For the last few months volunteers and staff have been monitoring the breeding success of White Terns (Gygis alba ) and the White tailed Tropic Birds (Phaethon lepturus). I have been concentrating on the White Terns. To conduct the breeding success we first find 100 nesting adults with an egg and then follow their progress from hatching all the way to (hopefully) flying off to find its own food.

It has been a great opportunity for me to learn more about birds as in my previous visit here we did not study the birds in such depth but merely observed them and appreciated them. However, the volunteers presently get to examine these birds throughout their life cycle; from when the egg is laid all the way through to when they fledge.

On Cousin we normally have a success rate of about 20 percent for White Terns and around 60 percent for White Tailed Tropic Birds. The low success rate of the white terns is partly due to the natural behaviour of the bird. Terns do not build nests but simply lay their eggs on a branch cavity and eggs therefore frequently plummet to the ground in high winds or rain.

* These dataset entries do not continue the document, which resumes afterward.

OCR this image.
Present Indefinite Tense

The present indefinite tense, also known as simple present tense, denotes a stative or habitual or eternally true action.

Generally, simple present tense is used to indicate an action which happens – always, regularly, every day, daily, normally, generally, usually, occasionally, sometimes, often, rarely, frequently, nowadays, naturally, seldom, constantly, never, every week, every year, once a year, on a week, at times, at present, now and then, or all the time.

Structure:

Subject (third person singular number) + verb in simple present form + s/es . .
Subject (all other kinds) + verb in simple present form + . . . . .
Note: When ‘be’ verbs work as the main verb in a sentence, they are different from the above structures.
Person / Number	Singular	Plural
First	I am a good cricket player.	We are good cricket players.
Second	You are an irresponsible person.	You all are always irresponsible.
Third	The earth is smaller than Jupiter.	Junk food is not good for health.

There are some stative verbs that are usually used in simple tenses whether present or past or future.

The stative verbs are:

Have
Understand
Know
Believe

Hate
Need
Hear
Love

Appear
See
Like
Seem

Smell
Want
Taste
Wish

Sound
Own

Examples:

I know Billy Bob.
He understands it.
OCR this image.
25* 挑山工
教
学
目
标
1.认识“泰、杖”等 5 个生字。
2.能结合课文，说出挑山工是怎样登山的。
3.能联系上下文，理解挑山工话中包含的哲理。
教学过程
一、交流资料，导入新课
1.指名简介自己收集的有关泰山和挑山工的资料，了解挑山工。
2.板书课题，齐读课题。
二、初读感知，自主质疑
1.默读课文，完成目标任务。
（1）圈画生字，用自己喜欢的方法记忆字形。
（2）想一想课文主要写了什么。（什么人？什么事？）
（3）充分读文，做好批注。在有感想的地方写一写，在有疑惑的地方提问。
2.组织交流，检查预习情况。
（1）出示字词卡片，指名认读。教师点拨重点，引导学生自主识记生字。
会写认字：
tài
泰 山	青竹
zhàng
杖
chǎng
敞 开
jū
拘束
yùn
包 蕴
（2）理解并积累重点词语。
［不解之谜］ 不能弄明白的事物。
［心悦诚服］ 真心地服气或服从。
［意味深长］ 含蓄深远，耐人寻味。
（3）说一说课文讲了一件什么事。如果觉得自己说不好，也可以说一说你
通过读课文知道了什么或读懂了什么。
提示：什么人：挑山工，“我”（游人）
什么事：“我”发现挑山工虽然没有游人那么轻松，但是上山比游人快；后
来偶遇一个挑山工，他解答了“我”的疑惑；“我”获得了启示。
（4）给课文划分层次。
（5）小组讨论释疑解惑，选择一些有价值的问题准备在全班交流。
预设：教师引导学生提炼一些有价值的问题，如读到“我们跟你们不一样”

Additionally, the invasive Pisonia grandis trees are a threat to chicks as well as adult birds on Cousin. This tree is not very common on most islands in the Seychelles, except those with a lot of sea birds. The pisonia tree has very sticky seeds that are distributed by attaching to birds feathers. This causes many fatalities for seabirds including the white tern when too many seeds get stuck on their feathers; the birds are unable to fly to find food and eventually die of starvation.

This is a natural phenomenon on many tropical islands where there are seabirds. But Nature Seychelles staff and volunteers try to save as many birds as we can by removing the seeds off their feathers when we find them immobile on the ground.

Although this has resulted in high death rates for my White Terns that I have been monitoring; the population is stable and tourists and volunteers will be able to come to Cousin and see these stunning birds for many years to come. I have thoroughly enjoyed my time on Cousin and it has truly been incredible to see turtles nesting followed by hatchlings scurrying down the beach, and to follow the life cycle of White Terns. Gaining the knowledge and skills from the volunteer programme has been superb.